Test Insights for Agile Transformation
- Test insights: Analyze how well-automated testing is performing overall. Analyze data using various filters, including teams, builds, mistake rates, device and browser coverage, and more.
- Usage statistics: Give teams the ability to organize and improve their test runs based on how they use BrowserStack.
With BrowserStack Test Insights & Analytics, you can fill in the gaps with insights into the types of devices, desktops, and operating systems that you have been testing.
Infinitely Scalable with Growing Test Suite
- Parallelization: Run a large number of tests concurrently on your parallel threads, then place the remaining tests on a queue so you won’t have to worry about them being dropped. Learn more about parallel testing.
- Coverage: Release experiences that are cross-browser and cross-device compatible. Test on more than 3,000 browsers and actual mobile devices across delivery cycles.

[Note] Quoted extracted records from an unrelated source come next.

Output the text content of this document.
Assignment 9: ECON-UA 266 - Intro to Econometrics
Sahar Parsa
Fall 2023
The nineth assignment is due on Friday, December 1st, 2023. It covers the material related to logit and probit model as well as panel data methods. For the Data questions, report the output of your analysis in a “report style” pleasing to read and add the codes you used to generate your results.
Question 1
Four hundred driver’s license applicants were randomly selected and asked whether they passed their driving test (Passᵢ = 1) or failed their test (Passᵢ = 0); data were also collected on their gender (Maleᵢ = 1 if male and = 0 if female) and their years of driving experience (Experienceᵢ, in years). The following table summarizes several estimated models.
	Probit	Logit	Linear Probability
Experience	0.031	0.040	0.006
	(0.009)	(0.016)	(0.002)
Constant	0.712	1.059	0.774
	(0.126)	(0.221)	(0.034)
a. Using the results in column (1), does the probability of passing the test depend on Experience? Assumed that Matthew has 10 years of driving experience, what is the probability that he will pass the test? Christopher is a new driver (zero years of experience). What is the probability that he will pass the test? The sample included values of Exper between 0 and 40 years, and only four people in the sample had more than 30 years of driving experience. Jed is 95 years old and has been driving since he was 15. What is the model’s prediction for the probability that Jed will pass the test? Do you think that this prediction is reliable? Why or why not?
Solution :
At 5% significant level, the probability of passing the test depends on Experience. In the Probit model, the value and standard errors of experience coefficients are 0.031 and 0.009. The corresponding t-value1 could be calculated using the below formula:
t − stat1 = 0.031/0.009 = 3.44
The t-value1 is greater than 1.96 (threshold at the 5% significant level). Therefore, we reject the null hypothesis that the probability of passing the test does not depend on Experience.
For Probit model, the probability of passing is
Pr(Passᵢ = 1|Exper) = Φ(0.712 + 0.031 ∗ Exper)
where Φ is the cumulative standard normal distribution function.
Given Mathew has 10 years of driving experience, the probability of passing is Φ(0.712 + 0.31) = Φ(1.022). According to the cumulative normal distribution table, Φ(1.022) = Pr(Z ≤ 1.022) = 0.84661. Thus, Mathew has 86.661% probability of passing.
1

- Availability: Built with 99% uptime and low network latency, BrowserStack offers dependable feedback and unbroken testing.
Get BrowserStack Enterprise Automation
Conclusion
The pursuit of quality is ongoing for any enterprise testing strategy. Organizations should be keen to adopt an ETS as soon as feasible if one is not already in place, even though it may appear like a difficult task. The long-term advantages of test automation exceed the drawbacks by a wide margin since IT failures can seriously hurt your company.
With the help of effective and efficient software solutions, an enterprise test automation strategy may greatly increase an organization’s alignment with its corporate objectives and vision. BrowserStack’s 50,000 customers deliver seamless cross-platform experiences to billions of users worldwide using manual and automated approaches, courtesy of an enterprise testing infrastructure.